Villa Grünwald-Boscoverde si chiamava in realtà Zeltner, prendendo il nome da una famiglia di ricchi commercianti di Norimberga, che nell’Ottocento ebbero un loro ruolo in Baviera particolarmente nella produzione della birra e delle vernici sintetiche. Johannes Zeltner, consigliere di commercio, decise sul finire degli anni Ottanta la costruzione della dimora, affidando l’incarico e la realizzazione del progetto al genero ingegnere Adam Dietz, e seguendo in questo suo percorso intellettuale di scelta dell’Alto Adige come luogo “privilegiato” di residenza, l’itinerario tipico di numerose famiglie patrizie tedesche, industriali o aristocratiche, che in breve tempo avrebbero fatto di Gries uno dei centri turistici di maggior fortuna dell’intera penisola. La storia di re Umberto e della principessa Beatrice a villa Boscoverde resta in ogni caso un capitolo assolutamente sui generis e di grande interesse psicologico per comprendere la temperie di un’epoca a Bolzano. Se posta in relazione alle origini e alle successive proprietà, ora tedesche ora italiane, come anche di quanto esse rappresentarono culturalmente per le due rispettive borghesie, la vicenda assume significati del tutto particolari, che investono la nostra storia di italiani e insieme quella di cittadini di più vasti orizzonti. I due momenti, quello italiano e quello tedesco, si intrecciano al tentativo voluto da Umberto di creare nella dimora dapprima un asilo infantile per fanciulli in condizioni di difficoltà e poi, progetto che andò realizzato, un “circolo cittadino”, che avesse quale scopo l’avvicinamento ante litteram dei due gruppi linguistici. La stessa donazione testamentaria a Beatrice e Umberto, ad opera della nipote dei Bauer-Grünwald, l’italiana Teresa Magno (che aveva conosciuto il re di maggio nel corso della sua prima visita a Bolzano nel 1938), avviene nel segno di questa “duplice” identità del luogo.

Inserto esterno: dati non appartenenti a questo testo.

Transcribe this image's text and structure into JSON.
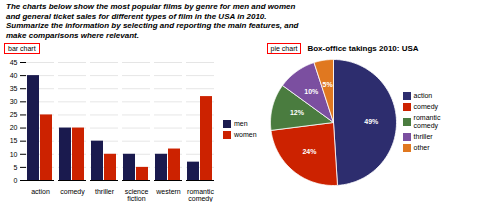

Riviviamo in quegli anni Cinquanta l’incontro concreto di due mondi e di due sensibilità. Si trattò di un incontro riuscito solo in parte, dal momento che non furono molti i ritrovi tra le famiglie di diversa etnia invitate a partecipare al Circolo: anche se è bene notare che nella ristretta cerchia della nobiltà dell’epoca, sia italiana sia tedesca, certi steccati risultavano maggiormente “attutiti” di quanto non si siano mostrati negli anni a venire.
Sembra che Umberto, in molte circostanze, si sia attivato ai fini di una precisa incentivazione del confronto tra i due gruppi linguistici, oltre che avere dichiaratamente manifestato le sue simpatie per una popolazione – quella di lingua tedesca – che non avvertiva in alcun modo come estranea al nostro territorio e al tessuto culturale della Nazione. Ciò è attestato inoltre anche dalla frequenza delle visite dei Savoia, sia in Trentino sia in Alto Adige, con l’aggiunta del singolare legame che ne ebbe la principessa Beatrice.